Saturday, February 1, 2020

What did Donald Trump do today?

He quietly acknowledged that Ukraine evidence exists, now that he doesn't have to turn it over.

On Friday afternoon, the Senate voted along party lines, 53-47, to shield Trump from having to turn over documents and evidence related to his attempts to force Ukraine to interfere in the 2020 election. 

Overnight, Trump's Justice Department filed a motion in a civil case acknowledging that there were two dozen e-mails "that reflect communications by either the President, the Vice President, or the President’s immediate advisors regarding Presidential decision-making about the scope, duration, and purpose of the hold on military assistance to Ukraine," according to an administration lawyer.

The e-mails are apparently not classified. Trump is claiming "presidential privilege" to avoid having to release them under a Freedom of Information Act request.

Earlier, Trump openly bragged that he would be acquitted in the Senate because he'd managed to keep evidence hidden, saying, "We have all the material. They don’t have the material."

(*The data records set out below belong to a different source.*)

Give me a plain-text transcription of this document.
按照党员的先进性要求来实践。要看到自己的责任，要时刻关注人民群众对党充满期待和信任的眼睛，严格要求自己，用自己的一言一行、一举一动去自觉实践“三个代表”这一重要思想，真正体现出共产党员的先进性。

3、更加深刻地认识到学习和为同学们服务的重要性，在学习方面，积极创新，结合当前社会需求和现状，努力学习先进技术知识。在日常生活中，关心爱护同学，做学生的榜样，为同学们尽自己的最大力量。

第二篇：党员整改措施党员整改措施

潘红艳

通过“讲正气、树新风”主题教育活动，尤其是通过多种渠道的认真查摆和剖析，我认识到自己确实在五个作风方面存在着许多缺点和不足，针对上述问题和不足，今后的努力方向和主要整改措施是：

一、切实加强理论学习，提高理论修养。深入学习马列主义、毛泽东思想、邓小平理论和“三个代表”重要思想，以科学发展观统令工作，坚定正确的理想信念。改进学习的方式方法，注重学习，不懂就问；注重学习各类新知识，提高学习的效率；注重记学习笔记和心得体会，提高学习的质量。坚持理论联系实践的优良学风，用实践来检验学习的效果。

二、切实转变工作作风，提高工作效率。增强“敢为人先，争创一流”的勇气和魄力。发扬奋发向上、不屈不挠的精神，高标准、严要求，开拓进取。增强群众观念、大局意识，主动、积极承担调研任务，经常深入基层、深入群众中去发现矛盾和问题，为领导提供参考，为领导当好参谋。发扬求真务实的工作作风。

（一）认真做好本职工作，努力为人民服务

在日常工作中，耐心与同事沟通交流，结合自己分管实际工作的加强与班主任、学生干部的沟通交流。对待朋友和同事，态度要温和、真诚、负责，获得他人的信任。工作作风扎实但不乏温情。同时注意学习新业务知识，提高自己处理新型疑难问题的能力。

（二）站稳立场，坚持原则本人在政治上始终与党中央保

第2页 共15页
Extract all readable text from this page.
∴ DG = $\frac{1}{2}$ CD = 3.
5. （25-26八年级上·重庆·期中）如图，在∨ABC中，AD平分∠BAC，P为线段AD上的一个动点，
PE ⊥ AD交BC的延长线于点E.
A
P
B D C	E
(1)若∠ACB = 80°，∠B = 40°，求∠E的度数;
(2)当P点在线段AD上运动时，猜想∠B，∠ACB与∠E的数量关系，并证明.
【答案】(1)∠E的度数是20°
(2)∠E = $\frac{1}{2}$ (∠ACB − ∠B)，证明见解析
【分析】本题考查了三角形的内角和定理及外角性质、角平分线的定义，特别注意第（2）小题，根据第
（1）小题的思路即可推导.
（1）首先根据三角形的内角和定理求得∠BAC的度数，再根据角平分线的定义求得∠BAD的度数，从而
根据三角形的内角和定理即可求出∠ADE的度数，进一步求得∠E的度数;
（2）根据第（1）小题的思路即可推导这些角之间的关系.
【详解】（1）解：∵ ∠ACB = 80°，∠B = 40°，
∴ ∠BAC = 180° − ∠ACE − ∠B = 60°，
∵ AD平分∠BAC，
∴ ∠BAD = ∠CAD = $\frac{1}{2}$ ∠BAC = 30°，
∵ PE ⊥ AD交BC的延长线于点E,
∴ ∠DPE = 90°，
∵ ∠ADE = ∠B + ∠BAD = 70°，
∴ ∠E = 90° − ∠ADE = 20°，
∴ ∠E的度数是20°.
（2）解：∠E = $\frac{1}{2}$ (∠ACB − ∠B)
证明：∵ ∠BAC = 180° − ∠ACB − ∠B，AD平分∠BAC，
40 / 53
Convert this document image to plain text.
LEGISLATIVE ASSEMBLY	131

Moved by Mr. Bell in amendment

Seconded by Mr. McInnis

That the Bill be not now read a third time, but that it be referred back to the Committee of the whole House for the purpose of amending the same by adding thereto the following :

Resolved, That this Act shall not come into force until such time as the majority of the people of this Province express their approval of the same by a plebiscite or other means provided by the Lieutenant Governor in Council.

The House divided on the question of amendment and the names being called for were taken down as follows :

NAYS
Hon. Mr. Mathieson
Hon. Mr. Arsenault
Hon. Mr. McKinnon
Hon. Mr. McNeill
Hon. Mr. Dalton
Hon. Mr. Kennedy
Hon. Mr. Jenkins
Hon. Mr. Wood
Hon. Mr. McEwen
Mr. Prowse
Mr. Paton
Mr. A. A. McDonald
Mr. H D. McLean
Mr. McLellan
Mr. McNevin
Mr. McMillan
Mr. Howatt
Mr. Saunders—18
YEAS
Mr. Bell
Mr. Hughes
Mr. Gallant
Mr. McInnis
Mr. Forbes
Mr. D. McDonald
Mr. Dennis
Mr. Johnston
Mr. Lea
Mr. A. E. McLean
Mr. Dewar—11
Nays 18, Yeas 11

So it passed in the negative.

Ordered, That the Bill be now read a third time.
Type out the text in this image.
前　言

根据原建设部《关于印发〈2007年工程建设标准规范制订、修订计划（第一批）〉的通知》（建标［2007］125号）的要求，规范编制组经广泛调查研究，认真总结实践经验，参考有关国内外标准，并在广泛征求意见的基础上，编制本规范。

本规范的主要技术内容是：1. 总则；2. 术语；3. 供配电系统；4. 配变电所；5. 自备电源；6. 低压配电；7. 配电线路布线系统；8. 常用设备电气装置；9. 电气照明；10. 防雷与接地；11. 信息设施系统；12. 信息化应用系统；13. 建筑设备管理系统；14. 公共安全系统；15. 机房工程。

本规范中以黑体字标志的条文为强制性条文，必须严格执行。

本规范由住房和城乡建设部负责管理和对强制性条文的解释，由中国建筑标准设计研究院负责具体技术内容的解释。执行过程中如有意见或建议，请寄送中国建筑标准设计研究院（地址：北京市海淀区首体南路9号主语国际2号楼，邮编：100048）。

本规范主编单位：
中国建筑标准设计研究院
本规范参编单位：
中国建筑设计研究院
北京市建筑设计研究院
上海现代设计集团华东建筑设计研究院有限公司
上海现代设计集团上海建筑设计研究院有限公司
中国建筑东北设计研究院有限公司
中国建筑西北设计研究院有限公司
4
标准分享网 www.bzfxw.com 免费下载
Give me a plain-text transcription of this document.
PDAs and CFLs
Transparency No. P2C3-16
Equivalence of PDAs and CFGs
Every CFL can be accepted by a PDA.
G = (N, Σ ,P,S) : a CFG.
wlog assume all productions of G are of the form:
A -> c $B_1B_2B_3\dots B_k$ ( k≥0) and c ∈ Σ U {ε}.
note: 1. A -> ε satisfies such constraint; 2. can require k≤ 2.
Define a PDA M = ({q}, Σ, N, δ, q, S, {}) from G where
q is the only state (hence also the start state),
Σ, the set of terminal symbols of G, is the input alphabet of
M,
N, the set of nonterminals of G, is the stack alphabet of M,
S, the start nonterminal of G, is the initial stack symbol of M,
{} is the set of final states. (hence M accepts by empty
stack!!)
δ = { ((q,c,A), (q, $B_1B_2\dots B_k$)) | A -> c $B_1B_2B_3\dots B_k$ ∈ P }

During the inquiry phase before Trump was impeached, Congress requested or subpoenaed far more than just those 24 e-mails, and there is certainly much more documentation about how and why Trump did what he did. In spite of his closest advisors' attempts to keep his actions secret—by, for example, hiding the unclassified, full transcript of the July 25 call to the Ukrainian president on an ultra-secure server—many government officials were alarmed by Trump's apparent attempt to strike a corrupt bargain, and communicated about it over government computer networks. That was how the original whistleblower learned of Trump's investigations-for-aid demands in the first place.

So what?

  • Innocent people do not conceal evidence of their innocence.